I wrapped a paper towel around my finger to try to stop the blood, but I’m not sure that I should have been squeezing something that had just been smashed as hard as it was. At that point, I only had like three minutes until the bell, so I just walked with my wrapped-up finger back to the classroom, purposely avoiding eye contact with the door that had just tried to kill a piece of me.
I had a bunch of students entering into my classroom who were relying on me to be there for them, and I didn’t have time to focus on the pain and the fact that I still haven’t learned to slow down in life. Instead, I decided I was going to be grateful that I still had my finger. And you know what? I put a Spiderman Band-Aid on that mess, and everything was fine. Sure, I didn’t sleep that night because my finger was throbbing, and the nurse told me the next day that I needed to go to the doctor to have them drill a small hole in my finger to drain the hematoma that had become my new worst enemy (I never made time to go—oops), but I was grateful, and I’m convinced that it helped to minimize the pain.
Yes, I realize that a finger that survived getting caught in a door contraption that I still can’t accurately describe well is rather minimal compared to many much more difficult situations that people face on a daily basis, but comparisons often minimize more than they should, including how we view ourselves. Regardless of how big or small our troubles are, though, I still believe that there are always bits of gratitude that we can find to help us make it through the rain (sing it, Mariah, my ultimate soul sista).
The broken hearts try to break every piece of us. The dark times try to steal every ounce of our joy. The setbacks try to keep us from rising back up. The illnesses try to tell us that there’s no hope. The losses try to convince us that there are no wins in sight. The mistakes try to keep us from believing in grace. And so many more tough situations try to stop us from being thankful.
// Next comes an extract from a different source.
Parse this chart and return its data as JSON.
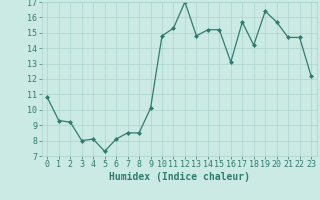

The key word is try—we don’t have to let those things win.
We don’t all live in an episode of Full House in which all of our problems will be resolved in less than 30 minutes when the “this is a valuable life lesson” music starts to play. Our situations won’t always pan out as we hope, but even in the midst of the worst storm you’ve ever been in—even when the torrential rain gets more powerful and daunting by the second—your heart can still find reasons to smile.
When I was in the hospital for five days or whatever it was for one of my many stays (thanks, kidneys), I remember being hooked up to IVs and on so many hardcore pain meds that still didn’t get rid of all of my pain but probably made me send some questionable text messages to people and feeling absolutely miserable—not just physically but also emotionally. But then my sweet friend Jayna showed up with a box of Wheat Thins, a coloring book, and a pink phone charger, and my whole outlook on everything changed. In that moment, I was thankful for her genuine heart and the thoughtfulness of her gifts that only a true friend would know that I would appreciate dearly. Sitting there with hair that I hadn’t washed in about nine days, morphine and dilaudid pumping through my veins, and a body that couldn’t even move half of an inch without excruciating pain, I sat in thankfulness.
I hope that you’re able to find reasons for gratitude when it seems like you can’t. If nothing else, it might help you get through those difficult times, even if in a very small way.
And give you a new reason to wear pink on Wednesdays.